Tertiary Structure: The 3D Shape and Stability

With secondary motifs in place, the protein chain folds into three-dimensional shapes driven by a delicate balance of non covalent interactions. Electrostatics, hydrogen bonding, hydrophobic effects, and van der Waals forces come together to maximize the overall stability of the folded state. The lecturer emphasizes that tertiary structure is a global property not determined solely by the sequence alone but by the cumulative interactions among distant residues and the backbone in three-dimensional space. Ab initio and molecular dynamics approaches are described as ways scientists attempt to predict or simulate folding, highlighting the challenges that increase with protein size.

Quaternary Structure: Multi-Subunit Assemblies

Quaternary structure refers to the assembly of multiple polypeptide chains into a functional complex. Hemoglobin is presented as a classic example: a tetramer composed of two alpha and two beta subunits. Differences between homo-oligomers and hetero-oligomers are discussed, along with how subunit organization underpins physiological function such as oxygen transport. The talk notes that mutations can disrupt quaternary assembly and thereby impair function, foreshadowing themes in genetic diseases and structure-function studies.

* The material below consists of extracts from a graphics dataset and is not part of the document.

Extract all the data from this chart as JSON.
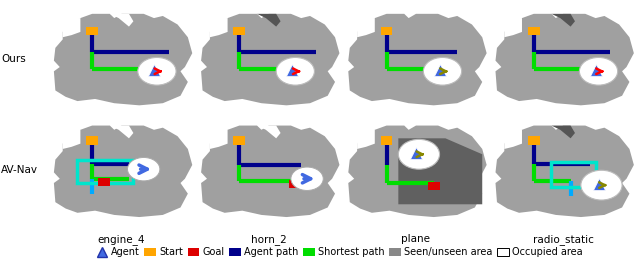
{
  "bg_color": "#ffffff",
  "map_gray": "#a0a0a0",
  "dark_gray": "#606060",
  "agent_path_color": "#00008B",
  "shortest_path_color": "#00dd00",
  "start_color": "#FFA500",
  "goal_color": "#dd0000",
  "agent_fill": "#4169E1",
  "cyan_color": "#00E5CC",
  "light_blue_color": "#00AAFF",
  "row_labels": [
    "Ours",
    "AV-Nav"
  ],
  "col_labels": [
    "engine_4",
    "horn_2",
    "plane",
    "radio_static"
  ],
  "legend_agent_color": "#4169E1",
  "legend_start_color": "#FFA500",
  "legend_goal_color": "#dd0000",
  "legend_path_color": "#00008B",
  "legend_green_color": "#00dd00",
  "legend_gray_color": "#888888",
  "title_fontsize": 7.5,
  "legend_fontsize": 7.0
}
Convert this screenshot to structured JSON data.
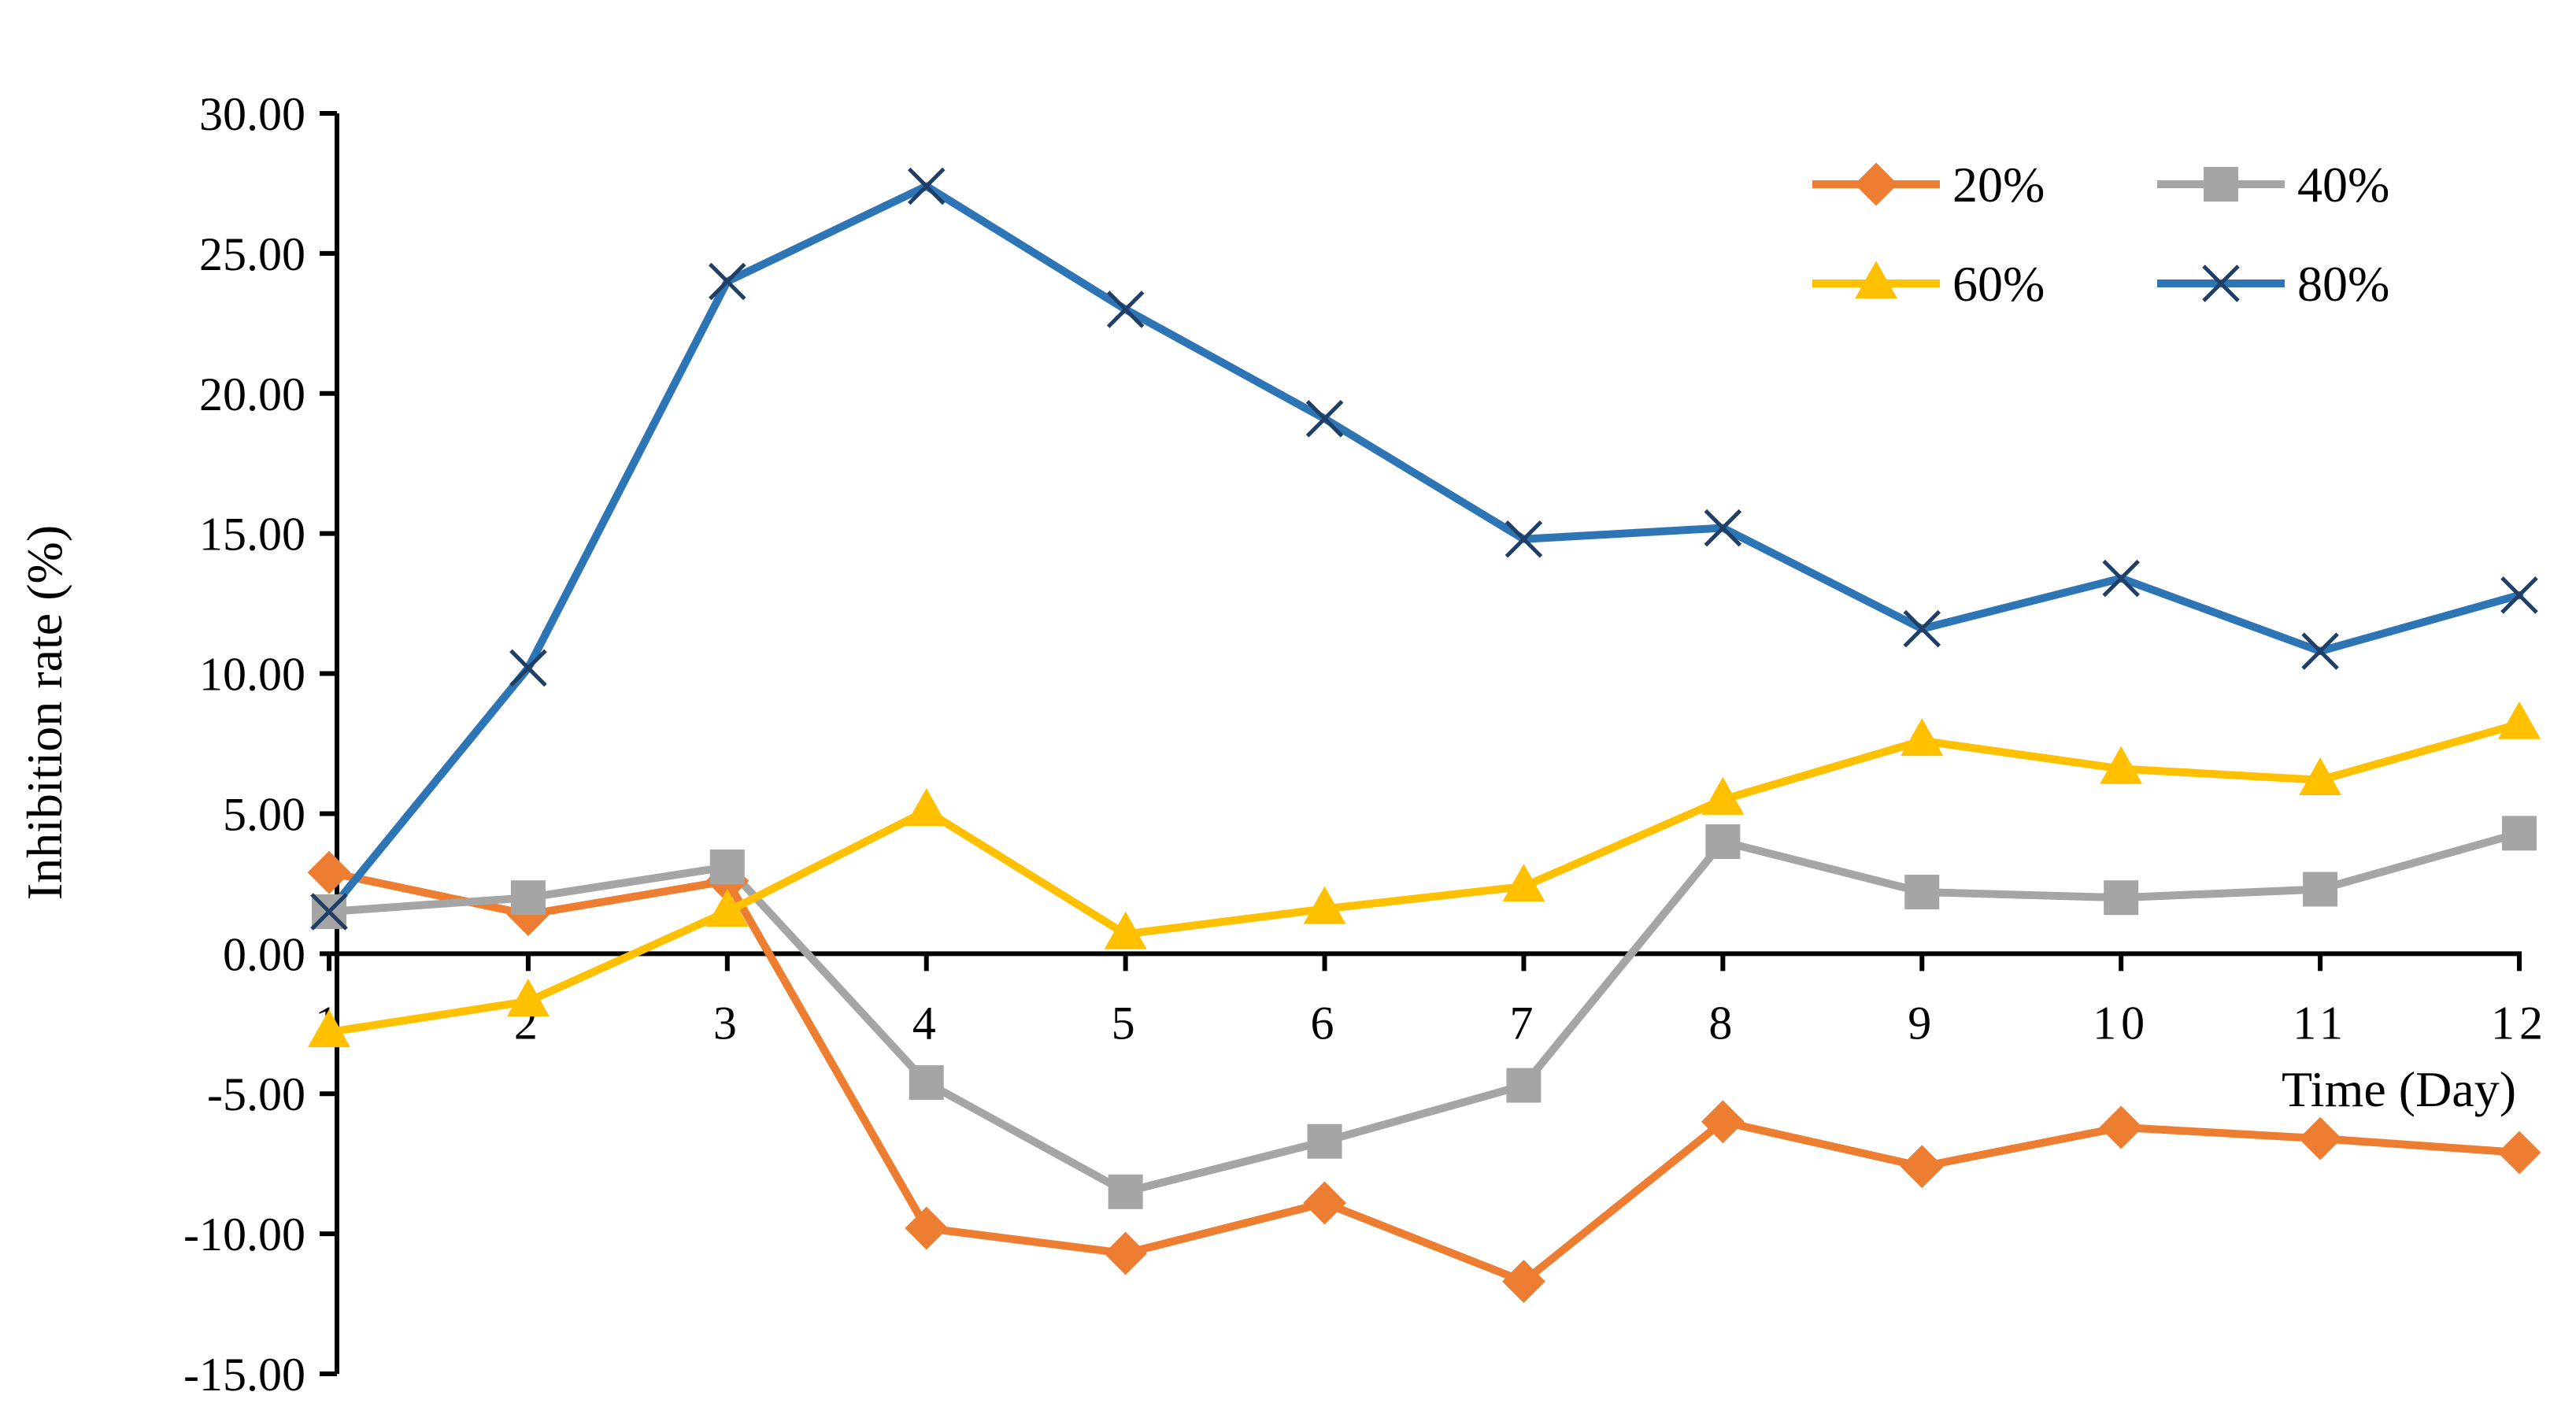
{
  "chart_data": {
    "type": "line",
    "xlabel": "Time (Day)",
    "ylabel": "Inhibition rate (%)",
    "x": [
      1,
      2,
      3,
      4,
      5,
      6,
      7,
      8,
      9,
      10,
      11,
      12
    ],
    "x_tick_labels": [
      "1",
      "2",
      "3",
      "4",
      "5",
      "6",
      "7",
      "8",
      "9",
      "10",
      "11",
      "12"
    ],
    "ylim": [
      -15,
      30
    ],
    "y_ticks": [
      30,
      25,
      20,
      15,
      10,
      5,
      0,
      -5,
      -10,
      -15
    ],
    "y_tick_labels": [
      "30.00",
      "25.00",
      "20.00",
      "15.00",
      "10.00",
      "5.00",
      "0.00",
      "-5.00",
      "-10.00",
      "-15.00"
    ],
    "grid": false,
    "legend": "top-right",
    "series": [
      {
        "name": "20%",
        "color": "#ED7D31",
        "marker": "diamond",
        "values": [
          2.9,
          1.4,
          2.6,
          -9.8,
          -10.7,
          -8.9,
          -11.7,
          -6.0,
          -7.6,
          -6.2,
          -6.6,
          -7.1
        ]
      },
      {
        "name": "40%",
        "color": "#A5A5A5",
        "marker": "square",
        "values": [
          1.5,
          2.0,
          3.1,
          -4.6,
          -8.5,
          -6.7,
          -4.7,
          4.0,
          2.2,
          2.0,
          2.3,
          4.3
        ]
      },
      {
        "name": "60%",
        "color": "#FFC000",
        "marker": "triangle",
        "values": [
          -2.8,
          -1.7,
          1.5,
          5.1,
          0.7,
          1.6,
          2.4,
          5.5,
          7.6,
          6.6,
          6.2,
          8.2
        ]
      },
      {
        "name": "80%",
        "color": "#2E75B6",
        "marker": "x",
        "values": [
          1.5,
          10.2,
          24.0,
          27.4,
          23.0,
          19.1,
          14.8,
          15.2,
          11.6,
          13.4,
          10.8,
          12.8
        ]
      }
    ]
  }
}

Collagen and Disease: The Mechanical Backbone of Bone

A major portion of the lecture examines collagen, a structural protein that informs the mechanical properties of bone, tendons, and cartilage. Collagen’s triple-helix, a type of polyproline helix, relies on a repetitive sequence and specific residue geometry to maintain fibrillar integrity. A striking example is provided: changing a single glycine in the collagen triple helix can destabilize the fibril, leading to brittle bone disease known as osteogenesis imperfecta. The movie-like visualization demonstrates how a glycine-to-alanine substitution can bulge and misalign the collagen fibrils, propagating structural weakness through the tissue.

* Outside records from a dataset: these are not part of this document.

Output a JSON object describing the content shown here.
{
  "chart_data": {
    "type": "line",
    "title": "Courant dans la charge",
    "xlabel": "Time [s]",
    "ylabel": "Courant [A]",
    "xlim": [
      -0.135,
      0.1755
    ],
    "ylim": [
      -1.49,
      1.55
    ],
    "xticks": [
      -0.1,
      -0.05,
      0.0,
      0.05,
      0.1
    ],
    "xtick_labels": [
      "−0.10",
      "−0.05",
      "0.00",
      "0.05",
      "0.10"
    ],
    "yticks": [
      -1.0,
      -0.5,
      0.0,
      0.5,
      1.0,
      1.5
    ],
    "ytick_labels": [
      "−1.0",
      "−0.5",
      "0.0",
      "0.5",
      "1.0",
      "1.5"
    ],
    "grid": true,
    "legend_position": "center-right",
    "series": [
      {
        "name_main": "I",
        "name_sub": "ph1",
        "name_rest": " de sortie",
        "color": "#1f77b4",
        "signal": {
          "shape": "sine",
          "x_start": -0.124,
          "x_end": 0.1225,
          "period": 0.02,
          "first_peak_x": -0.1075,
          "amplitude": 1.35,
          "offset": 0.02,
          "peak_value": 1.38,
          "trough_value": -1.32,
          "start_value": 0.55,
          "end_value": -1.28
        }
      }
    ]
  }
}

Visualization Tools: PDB and PyMOL

The instructor introduces practical tools for exploring protein structures. The Protein Data Bank (PDB) is presented as a repository for macromolecular structures, and PyMOL is highlighted as a versatile program to create structural models and movies. The speaker candidly shares the time investment required to learn these tools, encouraging students that with persistence they too can become proficient.

Protein Folding: A Computational Puzzle

Protein folding is framed as a thermodynamic optimization problem: the folded state represents a minimum in a high-dimensional energy landscape, achieved by maximizing favorable non covalent interactions. Molten globules are described as intermediate states on the path to the native structure, featuring early hydrophobic clustering that acts as a nucleus for the final fold. Ab initio simulations of small proteins are now capable of folding with increasing reliability, though larger proteins remain challenging due to combinatorial complexity and incomplete knowledge of all folding clues.

Hierarchical Perspective and Educational Takeaways

The talk reinforces a hierarchical view of protein structure: from primary sequence to secondary motifs, to tertiary folds, and finally to quaternary assemblies. It emphasizes that folding is driven by non covalent forces and that the information to fold is encoded within the primary sequence, a testament to the elegance and efficiency of biological design. A lighthearted aside about cartoons from popular media underscores common misconceptions, clarifying that genomes do not fold into proteins themselves but rather code for the sequences that do.

A Glimpse of Real-World Proteins

Closing and Assignments

In closing, the instructor highlights additional resources, including Protein Data Bank links and colorized slides, inviting students to explore more and come prepared for the next class, which will cover hemoglobin in greater depth and broaden discussions to membrane proteins and signaling networks.